The Earl arose, stiff with long sitting, lifting himself with the arms of the chair. “There is nothing that comes to nothing,” he said. “Unless all things do.”
He left the priest with an embrace and a blessing and went to his bed, followed by his ever-present pair of young servants, whom Hugh thought were twins. They helped him to undress, don his linen shirt, and recline on his couch; they put his old mantle around him, exchanging a look, perhaps of amusement. When he declared he was now comfortable, they backed away bowing and out his chamber door, which they shut soundlessly.
Toward morning he awoke, or perhaps he wasn’t awake, but feeling himself to be not where he was.

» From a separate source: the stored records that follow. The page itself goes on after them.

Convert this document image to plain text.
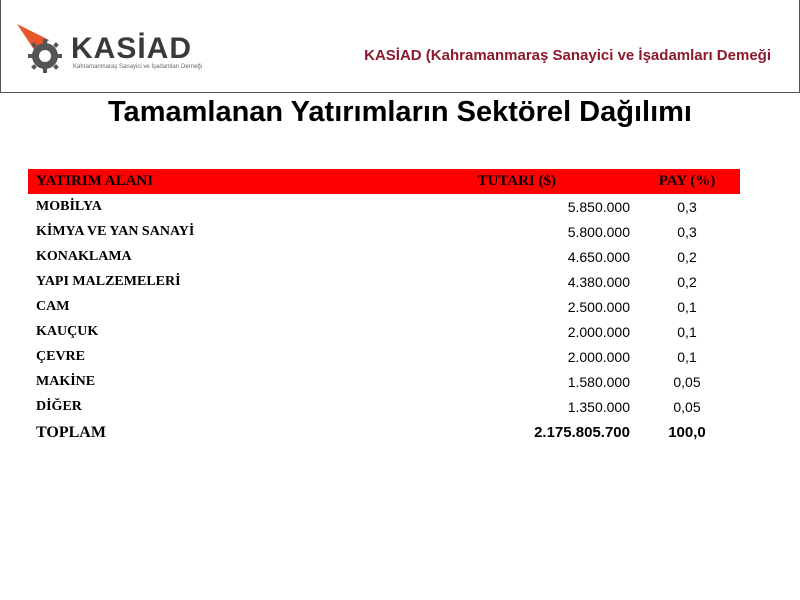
KASİAD
Kahramanmaraş Sanayici ve İşadamları Derneği
KASİAD (Kahramanmaraş Sanayici ve İşadamları Demeği
Tamamlanan Yatırımların Sektörel Dağılımı
YATIRIM ALANI	TUTARI ($)	PAY (%)
MOBİLYA	5.850.000	0,3
KİMYA VE YAN SANAYİ	5.800.000	0,3
KONAKLAMA	4.650.000	0,2
YAPI MALZEMELERİ	4.380.000	0,2
CAM	2.500.000	0,1
KAUÇUK	2.000.000	0,1
ÇEVRE	2.000.000	0,1
MAKİNE	1.580.000	0,05
DİĞER	1.350.000	0,05
TOPLAM	2.175.805.700	100,0
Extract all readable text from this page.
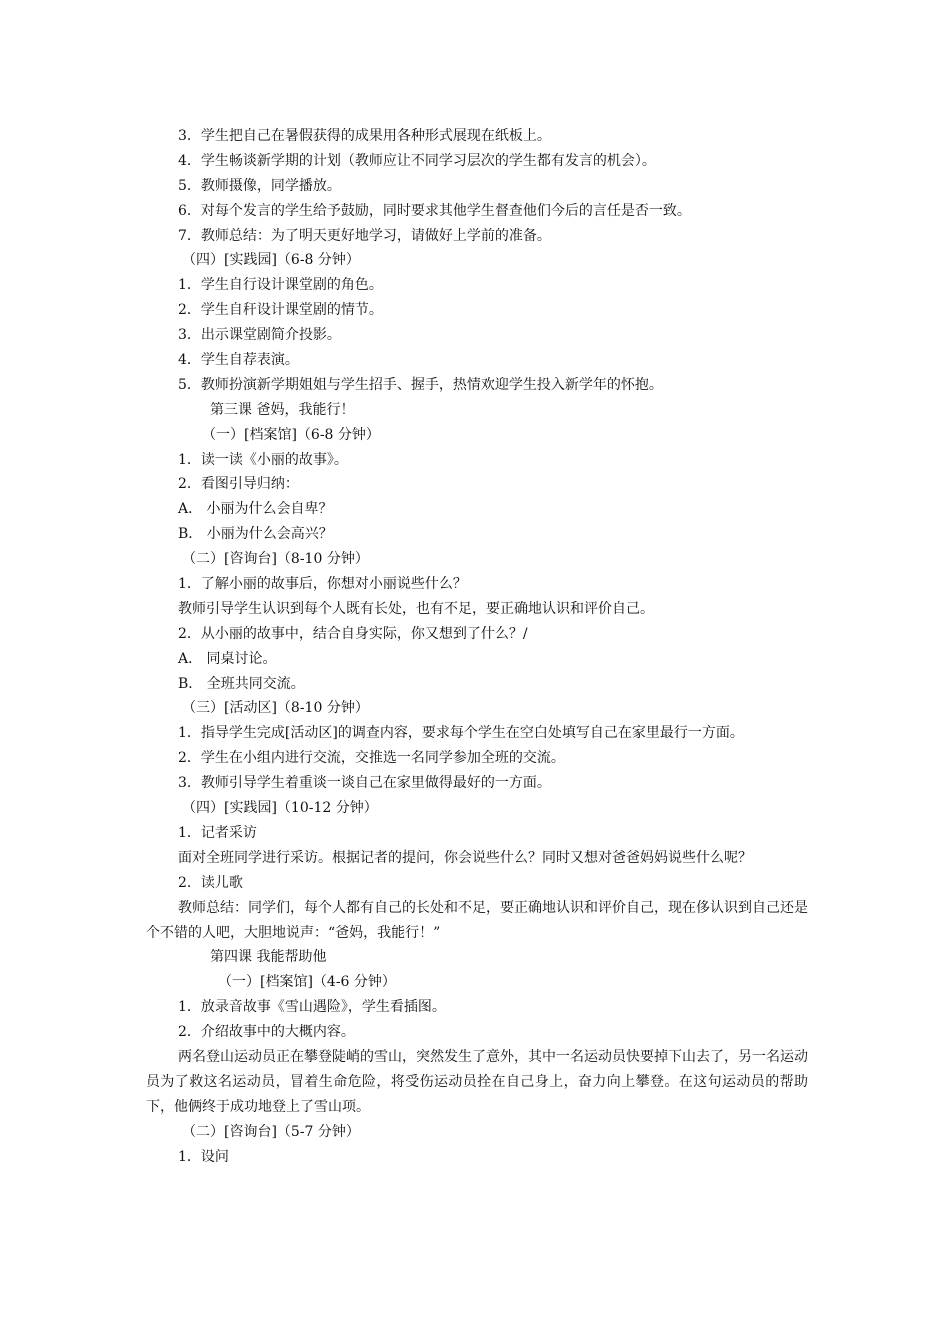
3．学生把自己在暑假获得的成果用各种形式展现在纸板上。
4．学生畅谈新学期的计划（教师应让不同学习层次的学生都有发言的机会）。
5．教师摄像，同学播放。
6．对每个发言的学生给予鼓励，同时要求其他学生督查他们今后的言任是否一致。
7．教师总结：为了明天更好地学习，请做好上学前的准备。
（四）[实践园]（6-8 分钟）
1．学生自行设计课堂剧的角色。
2．学生自秆设计课堂剧的情节。
3．出示课堂剧简介投影。
4．学生自荐表演。
5．教师扮演新学期姐姐与学生招手、握手，热情欢迎学生投入新学年的怀抱。
第三课 爸妈，我能行！
（一）[档案馆]（6-8 分钟）
1．读一读《小丽的故事》。
2．看图引导归纳：
A． 小丽为什么会自卑？
B． 小丽为什么会高兴？
（二）[咨询台]（8-10 分钟）
1．了解小丽的故事后，你想对小丽说些什么？
教师引导学生认识到每个人既有长处，也有不足，要正确地认识和评价自己。
2．从小丽的故事中，结合自身实际，你又想到了什么？/
A． 同桌讨论。
B． 全班共同交流。
（三）[活动区]（8-10 分钟）
1．指导学生完成[活动区]的调查内容，要求每个学生在空白处填写自己在家里最行一方面。
2．学生在小组内进行交流，交推选一名同学参加全班的交流。
3．教师引导学生着重谈一谈自己在家里做得最好的一方面。
（四）[实践园]（10-12 分钟）
1．记者采访
面对全班同学进行采访。根据记者的提问，你会说些什么？同时又想对爸爸妈妈说些什么呢？
2．读儿歌
教师总结：同学们，每个人都有自己的长处和不足，要正确地认识和评价自己，现在侈认识到自己还是个不错的人吧，大胆地说声：“爸妈，我能行！”
第四课 我能帮助他
（一）[档案馆]（4-6 分钟）
1．放录音故事《雪山遇险》，学生看插图。
2．介绍故事中的大概内容。
两名登山运动员正在攀登陡峭的雪山，突然发生了意外，其中一名运动员快要掉下山去了，另一名运动员为了救这名运动员，冒着生命危险，将受伤运动员拴在自己身上，奋力向上攀登。在这句运动员的帮助下，他俩终于成功地登上了雪山项。
（二）[咨询台]（5-7 分钟）
1．设问
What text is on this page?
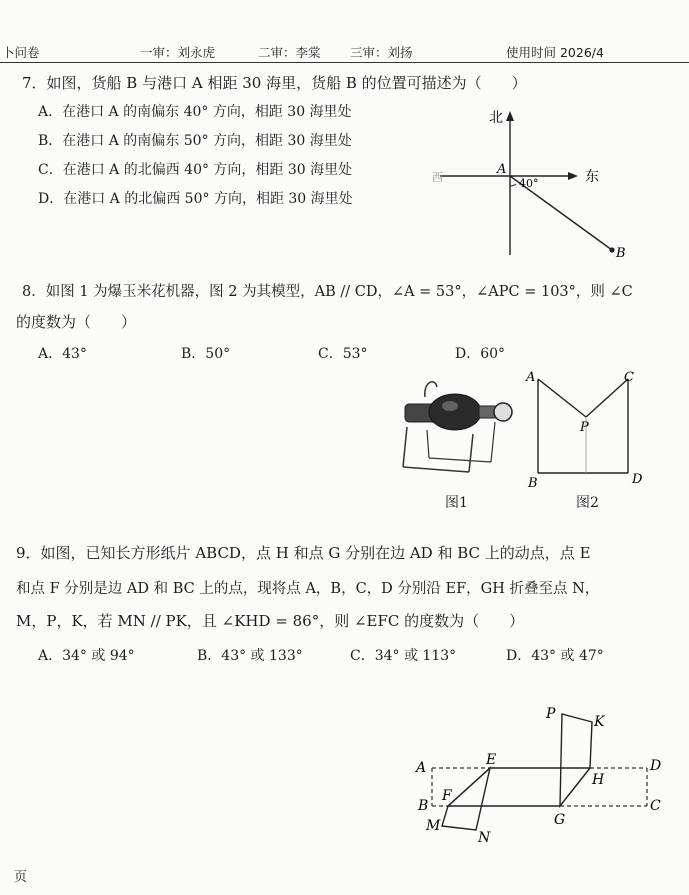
卜问卷	一审：刘永虎	二审：李棠 三审：刘扬	使用时间 2026/4
7．如图，货船 B 与港口 A 相距 30 海里，货船 B 的位置可描述为（　　）
A．在港口 A 的南偏东 40° 方向，相距 30 海里处
B．在港口 A 的南偏东 50° 方向，相距 30 海里处
C．在港口 A 的北偏西 40° 方向，相距 30 海里处
D．在港口 A 的北偏西 50° 方向，相距 30 海里处
北
东
西
A
40°
B
8．如图 1 为爆玉米花机器，图 2 为其模型，AB // CD，∠A = 53°，∠APC = 103°，则 ∠C
的度数为（　　）
A．43°	B．50°	C．53°	D．60°
图1
A	C
P
B	D
图2
9．如图，已知长方形纸片 ABCD，点 H 和点 G 分别在边 AD 和 BC 上的动点，点 E
和点 F 分别是边 AD 和 BC 上的点，现将点 A，B，C，D 分别沿 EF，GH 折叠至点 N，
M，P，K，若 MN // PK，且 ∠KHD = 86°，则 ∠EFC 的度数为（　　）
A．34° 或 94°	B．43° 或 133°	C．34° 或 113°	D．43° 或 47°
A
B	C
D
E
F
G
H
K
M
N
P
页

In darkness, but not a darkness here and now. A great black hill before him that rose sharply, one that he knew was not the one he’d seen, Knockainey, asleep and low. And yet this high crag was that hill, he had no doubt of that. And as his spirit observed it, he saw or had knowledge of a being climbing upward, swift, without effort, stepping from stone to stone. His lank gray hair streamed behind him like a nun’s veil, his lean carven face pointed ahead. White as old bones. Hugh knew the man; he thought he was that man. Healed, or unhurt; all in one piece; holding, as a guide, a shard of flint that his thumb knew. The mountain regarded his ascent to a place where a gate or door appeared, two columns and a lintel of granite, deep dark within. And there were beings there, the Old Ones, the kings of Munster, Geároid Iarla, and beyond in the hill’s heart, there was the Moon’s child and mother, Áine Cli, Áine of the light, hastening to bring him in.